Oleh: Nasrudin Joha
Aktivis Politik dan Perubahan
"Saat menerima Eksepsi dari Terdugat yaitu dalam hal ini DPR RI, Pengadilan menyampaikan bahwa Pengadilan Negeri Jakarta Pusat Tidak memiliki kewenangan dalam melakukan Sidang Perkara No. 265/Pdt.G/2021/PN.Jkt.Pst"
Bisa jadi, saat ini seluruh gedung DPR di Senayan bersorak sorai karena gugatan rakyat terhadap DPR RI diputus dengan putusan luar biasa oleh majelis hakim. Hakim menyatakan bahwa rakyat tidak berhak menggugat DPR, tidak berhak menuntut agar DPR menjalankan fungsinya, dan tidak berhak mengajukan penyidikan, pertanyaan dan pendapat (HMP).
Semua anggota DPR RI boleh tersenyum bahkan tertawa melihat usaha rakyat di pengadilan gagal. Perasaan menang, dengan berani menyatakan kepada semua orang "Kami DPR, kami berkuasa, apa yang bisa Anda lakukan?"
Padahal, DPR RI itu digaji oleh rakyat, kalau tidak dipilih rakyat, tidak akan jadi pejabat. Semua fasilitas, hingga pakaian dalam yang mereka pakai, dibiayai APBN dari pajak rakyat.
Terlihat jelas bahwa kekuasaan ikut dimainkan. Surat Kuasa DPR tidak mensyaratkan adanya bukti, kehadiran dan sidang putusan pengadilan, tetapi putusan pengadilan memihak DPR, bukan orang yang menempatkan anggota DPR pada kekuasaan yaitu rakyat.
Dalam jargon Trias Politika, DPR adalah alat kontrol administratif, penyeimbang kekuasaan. Namun kenyataannya, DPR tak lebih dari alat stempel politik administratif, alat Jokowi untuk mempertahankan legitimasinya.
Masyarakat mengeluhkan ditipu Jokowi, masyarakat mengeluhkan kebijakan Jokowi, masyarakat mengajukan gugatan melalui pengadilan setelah banyak demo tidak didengar, namun tetap tidak digubris DPR. Legislatif “mengusir” orang dari ruang sidang dengan menyatakan hakim tidak berwenang mengadili kasus rakyat yang meminta DPR menjalankan fungsinya.
Perasaan rakyat terluka. Harapan untuk dibela, atau setidaknya keinginan mereka agar didengar tidak tercapai. DPR justru "membuang rakyat" agar perkara tidak sampai ke tahap pemeriksaan perkara pokok.
Kepada seluruh rakyat, seluruh bangsa Indonesia,
Kami telah melakukan yang terbaik selama enam bulan.
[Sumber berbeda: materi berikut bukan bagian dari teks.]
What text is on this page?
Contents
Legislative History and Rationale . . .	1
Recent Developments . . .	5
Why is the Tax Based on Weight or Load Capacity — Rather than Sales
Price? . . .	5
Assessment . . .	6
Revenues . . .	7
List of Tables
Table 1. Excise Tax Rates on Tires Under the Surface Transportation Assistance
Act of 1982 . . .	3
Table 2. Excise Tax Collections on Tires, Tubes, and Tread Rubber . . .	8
Mulai dari mempertanyakan status hukum DPR, hingga berkali-kali ditipu omongan manis DPR di pengadilan.
Kepada seluruh rakyat, seluruh bangsa Indonesia,
Kami telah berada di sana, mengorbankan pikiran kami, energi kami, perasaan kami untuk keadilan, dan bahkan ada diantara kami yang diancam dan diintimidasi. Sampai akhirnya gugatan terhadap DPR RI dan Jokowi dementahkan pengadilan.
Padahal, ini adalah negara hukum. Ada banyak pengadilan, tapi keadilan hilang. Wakil Tuhan memang banyak, tapi penghakiman Tuhan sudah hilang dari negeri ini.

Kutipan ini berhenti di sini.